Uma vez mais, um governo manifesta a vontade de aumentar o número de escalões de IRS e de englobar todos os rendimentos que beneficiam de taxas liberatórias, de modo a que tenham um tratamento fiscal similar aos rendimentos de trabalho. Naturalmente, percebemos que uma maior justiça tributária é sinal de justiça social. Sabemos, também, que nenhum Estado de direito pode funcionar ou assegurar as funções básicas de soberania e promoção de igualdade de oportunidades – não confundir, já agora, com igualdade de resultados – sem uma base confortável de receita fiscal.

Isto dito, fazemos votos que a intenção de aumentar o número de escalões do IRS seja uma forma de desagravar os rendimentos do trabalho e não um pretexto para tratar como ricos os rendimentos e as pessoas que, em Espanha ou na quase totalidade dos países da União Europeia, seriam considerados apenas remediados.

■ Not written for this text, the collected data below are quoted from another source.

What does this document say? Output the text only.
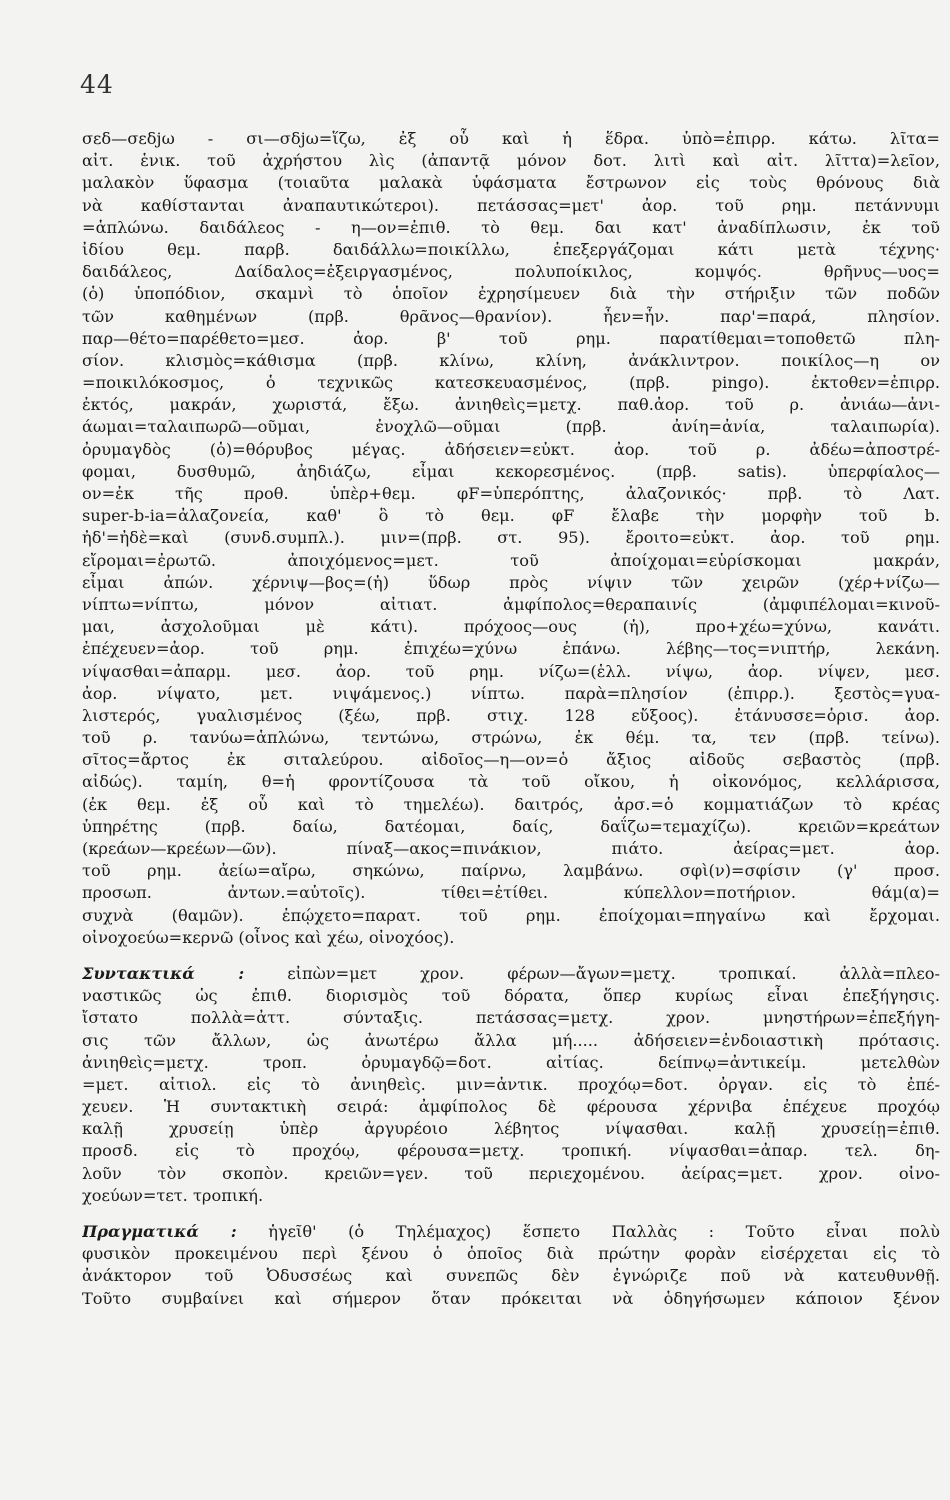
44
σεδ—σεδjω - σι—σδjω=ἵζω, ἐξ οὗ καὶ ἡ ἕδρα. ὑπὸ=ἐπιρρ. κάτω. λῖτα=
αἰτ. ἑνικ. τοῦ ἀχρήστου λὶς (ἀπαντᾷ μόνον δοτ. λιτὶ καὶ αἰτ. λῖττα)=λεῖον,
μαλακὸν ὕφασμα (τοιαῦτα μαλακὰ ὑφάσματα ἔστρωνον εἰς τοὺς θρόνους διὰ
νὰ καθίστανται ἀναπαυτικώτεροι). πετάσσας=μετ' ἀορ. τοῦ ρημ. πετάννυμι
=ἁπλώνω. δαιδάλεος - η—ον=ἐπιθ. τὸ θεμ. δαι κατ' ἀναδίπλωσιν, ἐκ τοῦ
ἰδίου θεμ. παρβ. δαιδάλλω=ποικίλλω, ἐπεξεργάζομαι κάτι μετὰ τέχνης·
δαιδάλεος, Δαίδαλος=ἐξειργασμένος, πολυποίκιλος, κομψός. θρῆνυς—υος=
(ὁ) ὑποπόδιον, σκαμνὶ τὸ ὁποῖον ἐχρησίμευεν διὰ τὴν στήριξιν τῶν ποδῶν
τῶν καθημένων (πρβ. θρᾶνος—θρανίον). ἦεν=ἦν. παρ'=παρά, πλησίον.
παρ—θέτο=παρέθετο=μεσ. ἀορ. β' τοῦ ρημ. παρατίθεμαι=τοποθετῶ πλη-
σίον. κλισμὸς=κάθισμα (πρβ. κλίνω, κλίνη, ἀνάκλιντρον. ποικίλος—η ον
=ποικιλόκοσμος, ὁ τεχνικῶς κατεσκευασμένος, (πρβ. pingo). ἐκτοθεν=ἐπιρρ.
ἐκτός, μακράν, χωριστά, ἔξω. ἀνιηθεὶς=μετχ. παθ.ἀορ. τοῦ ρ. ἀνιάω—ἀνι-
άωμαι=ταλαιπωρῶ—οῦμαι, ἐνοχλῶ—οῦμαι (πρβ. ἀνίη=ἀνία, ταλαιπωρία).
ὀρυμαγδὸς (ὁ)=θόρυβος μέγας. ἀδήσειεν=εὐκτ. ἀορ. τοῦ ρ. ἀδέω=ἀποστρέ-
φομαι, δυσθυμῶ, ἀηδιάζω, εἶμαι κεκορεσμένος. (πρβ. satis). ὑπερφίαλος—
ον=ἐκ τῆς προθ. ὑπὲρ+θεμ. φF=ὑπερόπτης, ἀλαζονικός· πρβ. τὸ Λατ.
super-b-ia=ἀλαζονεία, καθ' ὃ τὸ θεμ. φF ἔλαβε τὴν μορφὴν τοῦ b.
ἠδ'=ἠδὲ=καὶ (συνδ.συμπλ.). μιν=(πρβ. στ. 95). ἔροιτο=εὐκτ. ἀορ. τοῦ ρημ.
εἴρομαι=ἐρωτῶ. ἀποιχόμενος=μετ. τοῦ ἀποίχομαι=εὑρίσκομαι μακράν,
εἶμαι ἀπών. χέρνιψ—βος=(ἡ) ὕδωρ πρὸς νίψιν τῶν χειρῶν (χέρ+νίζω—
νίπτω=νίπτω, μόνον αἰτιατ. ἀμφίπολος=θεραπαινίς (ἀμφιπέλομαι=κινοῦ-
μαι, ἀσχολοῦμαι μὲ κάτι). πρόχοος—ους (ἡ), προ+χέω=χύνω, κανάτι.
ἐπέχευεν=ἀορ. τοῦ ρημ. ἐπιχέω=χύνω ἐπάνω. λέβης—τος=νιπτήρ, λεκάνη.
νίψασθαι=ἀπαρμ. μεσ. ἀορ. τοῦ ρημ. νίζω=(ἑλλ. νίψω, ἀορ. νίψεν, μεσ.
ἀορ. νίψατο, μετ. νιψάμενος.) νίπτω. παρὰ=πλησίον (ἐπιρρ.). ξεστὸς=γυα-
λιστερός, γυαλισμένος (ξέω, πρβ. στιχ. 128 εὔξοος). ἐτάνυσσε=ὁρισ. ἀορ.
τοῦ ρ. τανύω=ἁπλώνω, τεντώνω, στρώνω, ἐκ θέμ. τα, τεν (πρβ. τείνω).
σῖτος=ἄρτος ἐκ σιταλεύρου. αἰδοῖος—η—ον=ὁ ἄξιος αἰδοῦς σεβαστὸς (πρβ.
αἰδώς). ταμίη, θ=ἡ φροντίζουσα τὰ τοῦ οἴκου, ἡ οἰκονόμος, κελλάρισσα,
(ἐκ θεμ. ἐξ οὗ καὶ τὸ τημελέω). δαιτρός, ἀρσ.=ὁ κομματιάζων τὸ κρέας
ὑπηρέτης (πρβ. δαίω, δατέομαι, δαίς, δαΐζω=τεμαχίζω). κρειῶν=κρεάτων
(κρεάων—κρεέων—ῶν). πίναξ—ακος=πινάκιον, πιάτο. ἀείρας=μετ. ἀορ.
τοῦ ρημ. ἀείω=αἴρω, σηκώνω, παίρνω, λαμβάνω. σφὶ(ν)=σφίσιν (γ' προσ.
προσωπ. ἀντων.=αὐτοῖς). τίθει=ἐτίθει. κύπελλον=ποτήριον. θάμ(α)=
συχνὰ (θαμῶν). ἐπῴχετο=παρατ. τοῦ ρημ. ἐποίχομαι=πηγαίνω καὶ ἔρχομαι.
οἰνοχοεύω=κερνῶ (οἶνος καὶ χέω, οἰνοχόος).
Συντακτικά : εἰπὼν=μετ χρον. φέρων—ἄγων=μετχ. τροπικαί. ἀλλὰ=πλεο-
ναστικῶς ὡς ἐπιθ. διορισμὸς τοῦ δόρατα, ὅπερ κυρίως εἶναι ἐπεξήγησις.
ἴστατο πολλὰ=ἀττ. σύνταξις. πετάσσας=μετχ. χρον. μνηστήρων=ἐπεξήγη-
σις τῶν ἄλλων, ὡς ἀνωτέρω ἄλλα μή..... ἀδήσειεν=ἐνδοιαστικὴ πρότασις.
ἀνιηθεὶς=μετχ. τροπ. ὀρυμαγδῷ=δοτ. αἰτίας. δείπνῳ=ἀντικείμ. μετελθὼν
=μετ. αἰτιολ. εἰς τὸ ἀνιηθεὶς. μιν=ἀντικ. προχόῳ=δοτ. ὀργαν. εἰς τὸ ἐπέ-
χευεν. Ἡ συντακτικὴ σειρά: ἀμφίπολος δὲ φέρουσα χέρνιβα ἐπέχευε προχόῳ
καλῇ χρυσείῃ ὑπὲρ ἀργυρέοιο λέβητος νίψασθαι. καλῇ χρυσείῃ=ἐπιθ.
προσδ. εἰς τὸ προχόῳ, φέρουσα=μετχ. τροπική. νίψασθαι=ἀπαρ. τελ. δη-
λοῦν τὸν σκοπὸν. κρειῶν=γεν. τοῦ περιεχομένου. ἀείρας=μετ. χρον. οἰνο-
χοεύων=τετ. τροπική.
Πραγματικά : ἡγεῖθ' (ὁ Τηλέμαχος) ἕσπετο Παλλὰς : Τοῦτο εἶναι πολὺ
φυσικὸν προκειμένου περὶ ξένου ὁ ὁποῖος διὰ πρώτην φορὰν εἰσέρχεται εἰς τὸ
ἀνάκτορον τοῦ Ὀδυσσέως καὶ συνεπῶς δὲν ἐγνώριζε ποῦ νὰ κατευθυνθῇ.
Τοῦτο συμβαίνει καὶ σήμερον ὅταν πρόκειται νὰ ὁδηγήσωμεν κάποιον ξένον
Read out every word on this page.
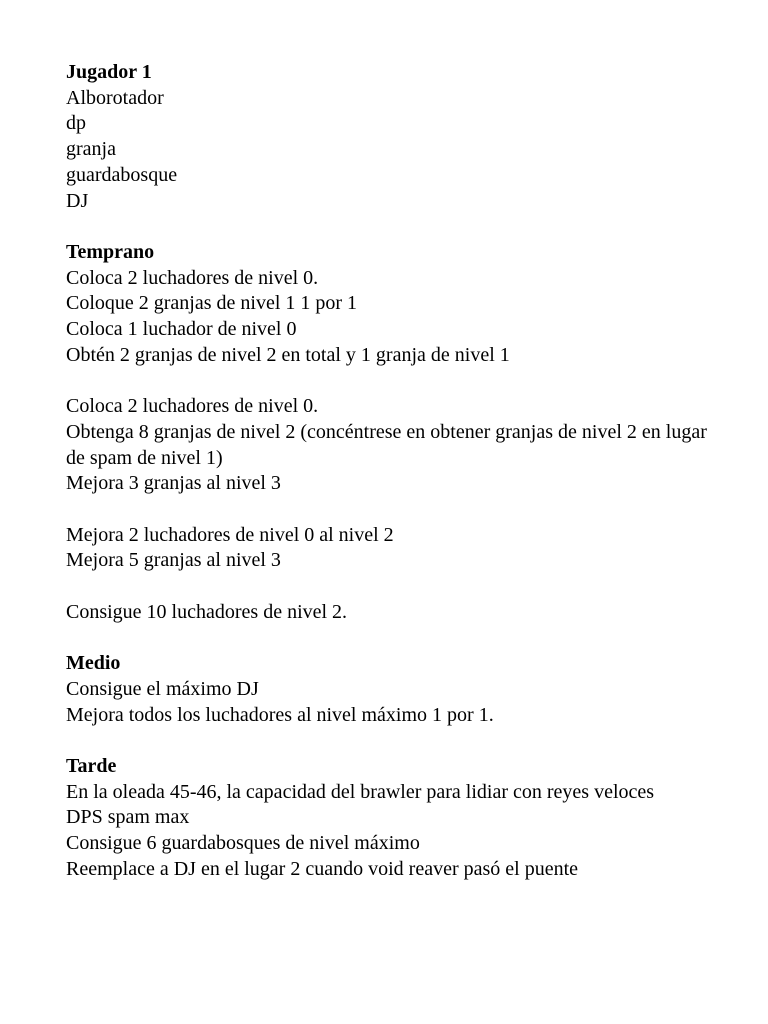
Jugador 1

Alborotador

dp

granja

guardabosque

DJ

Temprano

Coloca 2 luchadores de nivel 0.

Coloque 2 granjas de nivel 1 1 por 1

Coloca 1 luchador de nivel 0

Obtén 2 granjas de nivel 2 en total y 1 granja de nivel 1

Coloca 2 luchadores de nivel 0.

Obtenga 8 granjas de nivel 2 (concéntrese en obtener granjas de nivel 2 en lugar de spam de nivel 1)

Mejora 3 granjas al nivel 3

Mejora 2 luchadores de nivel 0 al nivel 2

Mejora 5 granjas al nivel 3

Consigue 10 luchadores de nivel 2.

Medio

Consigue el máximo DJ

Mejora todos los luchadores al nivel máximo 1 por 1.

Tarde

En la oleada 45-46, la capacidad del brawler para lidiar con reyes veloces

DPS spam max

Consigue 6 guardabosques de nivel máximo

Reemplace a DJ en el lugar 2 cuando void reaver pasó el puente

Todos nos lembramos do enorme aumento de impostos que a falência da República Portuguesa nos impôs. Todos estamos ainda recordados do modo como foram sendo reduzidas as deduções com as despesas de saúde, os planos poupança reforma, as despesas de educação, as deduções consoante o número de filhos, entre outras. Obviamente, olhando para o passado recente e para a atitude de sucessivos governos, todos estamos legitimamente escaldados.

É claro que gostaríamos de saber que taxa efectiva de imposto vão pagar os gigantes tecnológicos que, assentes em motores de busca ou nas redes sociais, facturam centenas de milhões de euros com os residentes em Portugal. Gigantes tecnológicos que pouco ou nenhum emprego criam por cá, quase nada pagam de IRC e que usam preços de transferência, direitos de propriedade e conexos, para se furtarem a pagar impostos em território nacional.

Gigantes tecnológicos que sugam a comunicação social e os seus conteúdos, lucrando principescamente com o negócio da informação e da pesquisa. Gigantes tecnológicos que oferecem serviços financeiros sem pagarem impostos ou contribuírem para o Fundo de Resolução. A este propósito, já agora, quando é que ao Estado e aos seus organismos será vedada a contratação de serviços a empresas e entidades cujos beneficiários efectivos estejam em territórios de baixa, ou nula, intensidade fiscal?

Obviamente, causa-nos estranheza que os reformados estrangeiros estejam isentos de pagar impostos sobre as suas reformas, bem como as condições únicas oferecidas aos “vistos dourados” que quase nenhum cérebro atraíram e, portanto, nada, mas mesmo nada, nos trouxeram de novas tecnologias, de conhecimento, ou de estímulo ao desenvolvimento económico.

Continuar a fazer recair a carga fiscal, sob o falso argumento da equidade fiscal, apenas sobre os rendimentos dos remediados do trabalho, ignorando os exemplos acima referidos, apenas tornará os portugueses mais desencantados ainda com a actividade e a participação política. A justiça fiscal começa por resolver os problemas identificados. Não por taxar cada vez mais os rendimentos dos trabalhadores.

O autor escreve de acordo com a antiga ortografia.